If the agreement goes through, RMG may invest $20 million to make the space suitable for some 350 employees engaged in scrap metal and electronics recycling activities. Those employees currently work in one of two RMG sites in Solon and Twinsburg, Ohio. RMG also operates locations in Toledo, Ohio, and Chicago, as well as in Alabama, Arizona, Florida, Georgia, New York and Wisconsin.

Gatehouse Media quotes a Stow economic development official as saying RMG anticipates having “450 people working full time in Stow by [its] third year of operation, with an estimated annual payroll of $17 million.”

SA Recycling acquires Tennessee Valley Recycling

Orange, California-based SA Recycling has acquired Decatur, Alabama-based Tennessee Valley Recycling (TVR), a 110-year-old metal recycling company with five facilities in Alabama and one in Tennessee.

Long-time TVR executive Joel Denbo, part of the family that had long owned the company, indicates in an online article by the Decatur Daily that the company does not anticipate laying off any of its 190 employees.

Denbo also says in the article, “It will be the first time in more than a century that there won’t be Denbos in the scrap business in Decatur, Alabama,” referring to the family business’ roots that trace back to 1907.

He also refers to SA Recycling as a company that would act as “good business citizens here in the community,” indicating he would remain in Decatur for several months during a transition period before moving to Atlanta to undertake an advisory position with SA Recycling.

Denbo cites an uncertain succession strategy as one reason for the sale of the family business. He tells the newspaper he hopes the Denbo family would be remembered in Decatur as “fair people, honest traders and hard workers.”

In a follow-up article by the Decatur Daily, Tom Knippel of SA Recycling confirms that no immediate personnel changes are planned. Knippel says the company expects to invest in technology to retain and grow SA Recycling’s new locations in Alabama and Tennessee.

Spectro Alloys to invest $5.5M in aluminum recycling facility

Spectro Alloys Corp., Rosemount, Minnesota, has announced it will invest $5.5 million to expand recycling capabilities at its Rosemount aluminum recycling facility.

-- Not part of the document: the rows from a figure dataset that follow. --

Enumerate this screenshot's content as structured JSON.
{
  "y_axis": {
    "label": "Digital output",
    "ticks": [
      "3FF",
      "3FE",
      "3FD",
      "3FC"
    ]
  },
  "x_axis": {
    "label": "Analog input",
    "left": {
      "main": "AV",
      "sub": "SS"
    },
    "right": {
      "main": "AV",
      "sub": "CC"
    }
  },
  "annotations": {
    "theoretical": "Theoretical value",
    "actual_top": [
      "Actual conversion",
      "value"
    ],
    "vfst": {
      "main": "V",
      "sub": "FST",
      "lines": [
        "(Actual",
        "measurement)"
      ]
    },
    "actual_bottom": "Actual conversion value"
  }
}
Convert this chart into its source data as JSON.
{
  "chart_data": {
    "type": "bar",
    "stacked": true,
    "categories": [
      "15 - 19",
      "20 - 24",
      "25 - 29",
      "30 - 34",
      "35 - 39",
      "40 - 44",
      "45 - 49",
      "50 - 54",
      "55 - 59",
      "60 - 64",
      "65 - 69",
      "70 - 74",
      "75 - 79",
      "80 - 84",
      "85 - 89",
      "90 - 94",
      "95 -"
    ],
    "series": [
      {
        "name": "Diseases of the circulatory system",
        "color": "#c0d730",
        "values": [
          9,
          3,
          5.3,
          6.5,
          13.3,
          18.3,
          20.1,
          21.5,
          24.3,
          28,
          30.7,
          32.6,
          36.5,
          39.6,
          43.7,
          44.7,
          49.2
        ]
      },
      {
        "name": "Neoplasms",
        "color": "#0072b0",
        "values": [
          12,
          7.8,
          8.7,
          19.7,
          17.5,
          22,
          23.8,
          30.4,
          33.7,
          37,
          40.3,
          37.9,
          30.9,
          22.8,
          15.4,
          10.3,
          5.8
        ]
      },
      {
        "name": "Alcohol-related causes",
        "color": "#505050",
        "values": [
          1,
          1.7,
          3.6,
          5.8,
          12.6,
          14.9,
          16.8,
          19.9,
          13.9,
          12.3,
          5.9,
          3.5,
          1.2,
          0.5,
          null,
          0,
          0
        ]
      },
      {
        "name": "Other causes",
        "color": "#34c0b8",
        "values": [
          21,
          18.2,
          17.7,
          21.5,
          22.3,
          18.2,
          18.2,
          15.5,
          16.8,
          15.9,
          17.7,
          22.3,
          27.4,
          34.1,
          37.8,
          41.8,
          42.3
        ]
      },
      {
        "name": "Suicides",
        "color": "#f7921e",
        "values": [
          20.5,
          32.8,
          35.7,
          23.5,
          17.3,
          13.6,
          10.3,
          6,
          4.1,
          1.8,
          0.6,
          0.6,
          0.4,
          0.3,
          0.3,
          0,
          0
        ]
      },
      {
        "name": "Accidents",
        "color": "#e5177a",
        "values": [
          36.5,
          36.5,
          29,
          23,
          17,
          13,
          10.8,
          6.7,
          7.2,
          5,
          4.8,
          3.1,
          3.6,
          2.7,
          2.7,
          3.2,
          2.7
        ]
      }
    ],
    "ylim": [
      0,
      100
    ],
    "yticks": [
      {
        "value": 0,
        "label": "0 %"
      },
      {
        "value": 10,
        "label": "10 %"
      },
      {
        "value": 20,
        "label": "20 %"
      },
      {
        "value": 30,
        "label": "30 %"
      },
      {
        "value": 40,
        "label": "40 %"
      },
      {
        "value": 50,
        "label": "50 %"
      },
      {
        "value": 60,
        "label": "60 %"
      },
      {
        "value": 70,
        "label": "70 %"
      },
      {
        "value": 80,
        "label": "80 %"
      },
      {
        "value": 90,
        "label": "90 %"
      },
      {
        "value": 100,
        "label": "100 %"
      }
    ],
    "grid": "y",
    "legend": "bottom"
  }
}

The investment will add jobs, expand recycling capabilities and improve melting safety and efficiency, reducing gas and electricity needed in the recycling process, according to Spectro Alloys.

The project, which will be implemented by mid-2018, includes a new building addition that will house a 21-ton rotary furnace capable of melting a wide range of aluminum scrap. It will incorporate new technology, including a filtration plant that will reduce emissions from the recycling process, the company says.

“We are now hiring to fill 10-plus new full-time production and maintenance positions as a result of this expansion,” says Spectro Alloys. “Spectro plant employees average over $50,000 in gross wages, with excellent health benefits, 401(k) matching and profit sharing bonuses. The planned expansion has received support from the state of Minnesota’s Job Creation Fund, which provides a grant once investment and job creation goals are met.”

“This investment will allow us to recycle a wider range of locally and regionally sourced aluminum products, improving the environmental footprint of recycling in Minnesota even further,” Spectro Alloys President Luke Palen says.

“We are committed to investing in programs and technology that support the domestic aluminum supply chain, build value for our customers and suppliers, and improve our environment,” Palen continues. “This is phase one of a multiyear investment plan aimed at achieving those goals. Much more [is] to come.”

Aluminum recycled at Spectro Alloys is then shipped to regional die casters and foundries and made into new products, including lawn mower engines, ATV components, car parts and other products, the company says.